I agree about the "rocky transition" from Python 2 to 3. Still if the Python migration story gives any inference towards the outcome of an eventual C++ transition, the new language would be an even more massive success; it seems that Python 3.x is doing alright right?
That is somewhere in the logical region of saying 'Stephen Hawking was really smart, maybe amyotrophic lateral sclerosis is a good thing'. The transition to Python 3 was not pretty. Still isn't; Python 2 documentation features prominently when I'm trying to look up information.

The to abandon backwards compatibility in C++ is to make a mockery even of the name of the language (see the "C" in there). If they want to create a new language they should call it something different. Willfully abandoning backwards compatibility and keeping the name is an abuse of one of the great brands in software.
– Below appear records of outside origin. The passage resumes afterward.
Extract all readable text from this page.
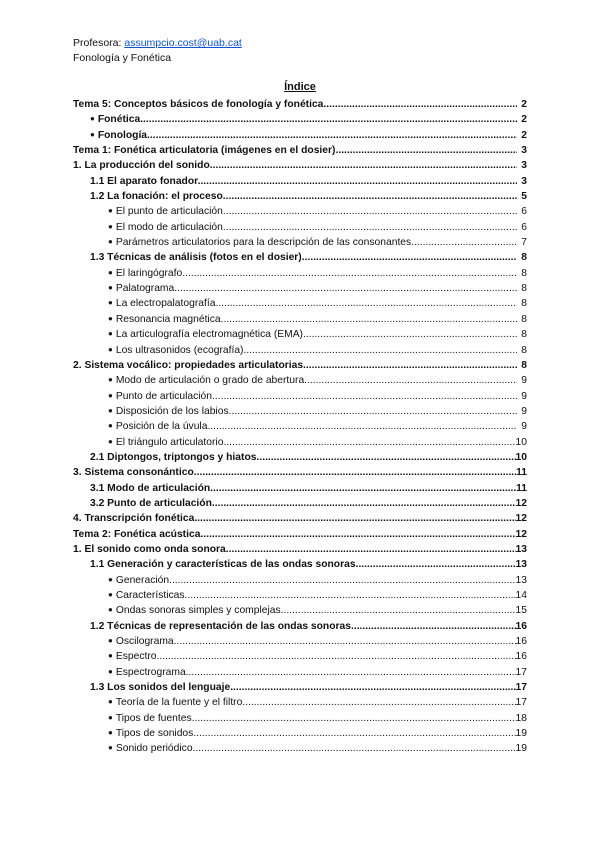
Profesora: assumpcio.cost@uab.cat
Fonología y Fonética
Índice
Tema 5: Conceptos básicos de fonología y fonética .....	2
● Fonética .....	2
● Fonología .....	2
Tema 1: Fonética articulatoria (imágenes en el dosier) .....	3
1. La producción del sonido .....	3
1.1 El aparato fonador. .....	3
1.2 La fonación: el proceso. .....	5
● El punto de articulación .....	6
● El modo de articulación .....	6
● Parámetros articulatorios para la descripción de las consonantes .....	7
1.3 Técnicas de análisis (fotos en el dosier) .....	8
● El laringógrafo .....	8
● Palatograma .....	8
● La electropalatografía .....	8
● Resonancia magnética .....	8
● La articulografía electromagnética (EMA). .....	8
● Los ultrasonidos (ecografía) .....	8
2. Sistema vocálico: propiedades articulatorias. .....	8
● Modo de articulación o grado de abertura .....	9
● Punto de articulación .....	9
● Disposición de los labios .....	9
● Posición de la úvula .....	9
● El triángulo articulatorio .....	10
2.1 Diptongos, triptongos y hiatos .....	10
3. Sistema consonántico .....	11
3.1 Modo de articulación. .....	11
3.2 Punto de articulación .....	12
4. Transcripción fonética .....	12
Tema 2: Fonética acústica .....	12
1. El sonido como onda sonora .....	13
1.1 Generación y características de las ondas sonoras. .....	13
● Generación .....	13
● Características .....	14
● Ondas sonoras simples y complejas .....	15
1.2 Técnicas de representación de las ondas sonoras .....	16
● Oscilograma .....	16
● Espectro .....	16
● Espectrograma .....	17
1.3 Los sonidos del lenguaje .....	17
● Teoría de la fuente y el filtro .....	17
● Tipos de fuentes .....	18
● Tipos de sonidos .....	19
● Sonido periódico .....	19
I was just trying to get a response to how the Python transition mentioned was so (edit:) "catastrophic". I don't understand the need to bring fiction writers, fatal diseases or laden words like "mockery" or "abuse" to the debate.
Stephen Hawking was not a fiction writer. Stephen King does not have a horrible disease.
sorry, my bad
> Python 2 documentation features prominently when I'm trying to look up information.

I consider this more a case of the ossification of search.

Neither search engines nor specific sites like Stack Overflow deal with the fact that information can switch from right to wrong with age.

Yeah, I think Python 2 has been successfully killed at this point. There are a decent number of projects which still need to migrate (and I recently became responsible for a couple) but it’s been a long time since I heard anyone claim they can keep Python 2 forever. The maintenance burden of keeping Python 2 is rapidly increasing as libraires drop support.
Since python3 has many more users than python2 this is not a relevant comparison. It was not smooth, but now it’s done and it worked. There have been many C++ forks which have failed to replace it, e.g D, Rust, ...
D and Rust are not forks of C++, they're entirely different languages.